Stability amid Chaos

While China continued to welter, last week, in virtual anarchy, certain events emerged with significant stability from the general chaos.

P: The Nationalist Government at Nanking has obtained as its Foreign Minister the able and versatile General Huang-Fu. Some five years ago he administered this same post with marked success for what is now the rival reactionary Government at Peking. Later the facile General served as Chinese envoy to Germany, and more recently he was Mayor of the Chinese settlement at Shanghai. Last week he quietly put forward the Nationalist claims for revision of China's "unequal treaties" with the Powers but displayed in his statements to the press a healthy consciousness of realities and a willingness to bide his time.

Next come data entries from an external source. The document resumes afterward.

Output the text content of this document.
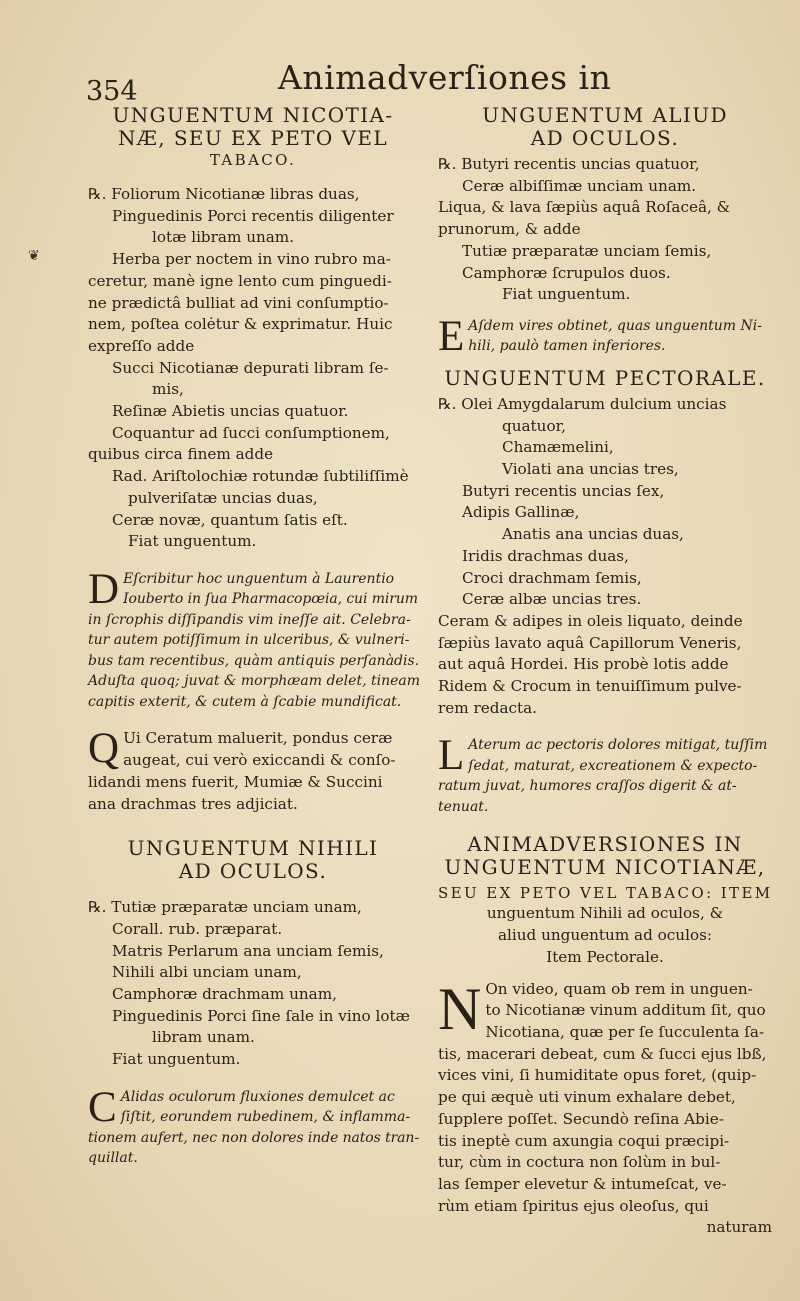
354	Animadverſiones in
UNGUENTUM NICOTIA-
NÆ, SEU EX PETO VEL
TABACO.
℞. Foliorum Nicotianæ libras duas,
Pinguedinis Porci recentis diligenter
lotæ libram unam.
Herba per noctem in vino rubro ma-
ceretur, manè igne lento cum pinguedi-
ne prædictâ bulliat ad vini conſumptio-
nem, poſtea colėtur & exprimatur. Huic
expreſſo adde
Succi Nicotianæ depurati libram ſe-
mis,
Reſinæ Abietis uncias quatuor.
Coquantur ad ſucci conſumptionem,
quibus circa finem adde
Rad. Ariſtolochiæ rotundæ ſubtiliſſimè
pulveriſatæ uncias duas,
Ceræ novæ, quantum ſatis eſt.
Fiat unguentum.
D Eſcribitur hoc unguentum à Laurentio
Iouberto in ſua Pharmacopœia, cui mirum
in ſcrophis diſſipandis vim ineſſe ait. Celebra-
tur autem potiſſimum in ulceribus, & vulneri-
bus tam recentibus, quàm antiquis perſanàdis.
Aduſta quoq; juvat & morphæam delet, tineam
capitis exterit, & cutem à ſcabie mundificat.
Q Ui Ceratum maluerit, pondus ceræ
augeat, cui verò exiccandi & conſo-
lidandi mens fuerit, Mumiæ & Succini
ana drachmas tres adjiciat.
UNGUENTUM NIHILI
AD OCULOS.
℞. Tutiæ præparatæ unciam unam,
Corall. rub. præparat.
Matris Perlarum ana unciam ſemis,
Nihili albi unciam unam,
Camphoræ drachmam unam,
Pinguedinis Porci ſine ſale in vino lotæ
libram unam.
Fiat unguentum.
C Alidas oculorum fluxiones demulcet ac
ſiſtit, eorundem rubedinem, & inflamma-
tionem aufert, nec non dolores inde natos tran-
quillat.
UNGUENTUM ALIUD
AD OCULOS.
℞. Butyri recentis uncias quatuor,
Ceræ albiſſimæ unciam unam.
Liqua, & lava ſæpiùs aquâ Roſaceâ, &
prunorum, & adde
Tutiæ præparatæ unciam ſemis,
Camphoræ ſcrupulos duos.
Fiat unguentum.
E Aſdem vires obtinet, quas unguentum Ni-
hili, paulò tamen inferiores.
UNGUENTUM PECTORALE.
℞. Olei Amygdalarum dulcium uncias
quatuor,
Chamæmelini,
Violati ana uncias tres,
Butyri recentis uncias ſex,
Adipis Gallinæ,
Anatis ana uncias duas,
Iridis drachmas duas,
Croci drachmam ſemis,
Ceræ albæ uncias tres.
Ceram & adipes in oleis liquato, deinde
ſæpiùs lavato aquâ Capillorum Veneris,
aut aquâ Hordei. His probè lotis adde
Ridem & Crocum in tenuiſſimum pulve-
rem redacta.
L Aterum ac pectoris dolores mitigat, tuſſim
ſedat, maturat, excreationem & expecto-
ratum juvat, humores craſſos digerit & at-
tenuat.
ANIMADVERSIONES IN
UNGUENTUM NICOTIANÆ,
SEU EX PETO VEL TABACO: ITEM
unguentum Nihili ad oculos, &
aliud unguentum ad oculos:
Item Pectorale.
N On video, quam ob rem in unguen-
to Nicotianæ vinum additum ſit, quo
Nicotiana, quæ per ſe ſucculenta ſa-
tis, macerari debeat, cum & ſucci ejus lbß,
vices vini, ſi humiditate opus foret, (quip-
pe qui æquè uti vinum exhalare debet,
ſupplere poſſet. Secundò reſina Abie-
tis ineptè cum axungia coqui præcipi-
tur, cùm in coctura non ſolùm in bul-
las ſemper elevetur & intumeſcat, ve-
rùm etiam ſpiritus ejus oleoſus, qui
naturam
❦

P: The prestige of the Nationalist Government has recently been enhanced by visits to Nanking from the Japanese, British and French ministers accredited to Peking; and last week U. S. Minister John Van Antwerp MacMurray followed their lead and began a tour through Nationalist territory.

P: A reminder that Chinese are now prospering hugely in immigrant colonies on the Malay Peninsula and in Borneo & Java was put forward, last week, by U. S. Methodist Bishop Titus Lowe, as he arrived in Paris from his bishopric in Singapore. Said he: "The Chinese have invaded Malaysia by thousands. Not only do they supply men for day labor but they run banks, steamship lines and other great business undertakings."

Concluded the good Bishop with ardor: "The greatest single rubber operator in the world is a Chinese named Tan Kah-kee with headquarters in Singapore."

Manhattan rubbermen recalled that rubber tycoon Tan Kah-kee is a slender, old fashioned Chinaman some five feet two inches tall and about fifty years of age. He founded his rubber business in 1910 at Singapore, and now enjoys a. fabulous income which enables him to live luxuriously at Amoy, on the coast of Southern China. Uneducated in the western sense, and speaking only Chinese & Malayan, he has a passion for educational philanthropies and makes up each year the large deficit of a university which he founded at Amoy. He has several times visited Europe but professes an unalterable resolve not to set foot in the U. S., although much of his rubber dealing is done with U. S. firms. Although untutored, potent Tan Kah-kee has been elevated to the rank of Chief Justice of the British-fostered "Chinese Court" in Singapore.

P: Again came reports that Chinese tycoons are hurrying their money out of the country as fast as they can.

P: The re-emergence of Canton as a separate Chinese Government was signalized, last week, when the British Governor of Hongkong, Sir Cecil Clementi, received a visit from Dictator Li Chai-sum of Canton and accorded to him every honor. Sir Cecil then prepared to return the Dictator's visit by announcing that he would go himself in full & formal array to Canton.

P: From the remote interior tales continued to arrive of marauding bands formed by the desperately harassed farmers to combat the roving armies of the militarists. The latest of these Chinese Ku-Klux fellowships was reported, last week, as existing in remote Szechwan Province under the mystic name of Sen Bing or Ghost Soldiers. Attired in yellow with scarlet turbans and sashes, the leaders of Sen Bing are said to work "mighty incantations rendering their followers supremely brave and immune to Death."

P: All seemed quiet, last week at Peking, seat of the potent War Lord Chang Tso-lin, Dictator of North China. As an administrative measure he was reported to have transferred authority in Shantung Province from the notorious General Chang Tsung-chang (TIME, March 7, 1927) to another subordinate commander, Sun Chuan-fang, who not long ago held Shanghai in his own right of conquest (TIME, Oct. 4, 1926, et seq.). Nor did War Lord Chang abandon his smooth butcherings. Within the week one Kao Jen-shan, Columbia graduate and professor in Peking, was paraded in a cart and publicly shot. Others followed in the cart as thousands had preceded.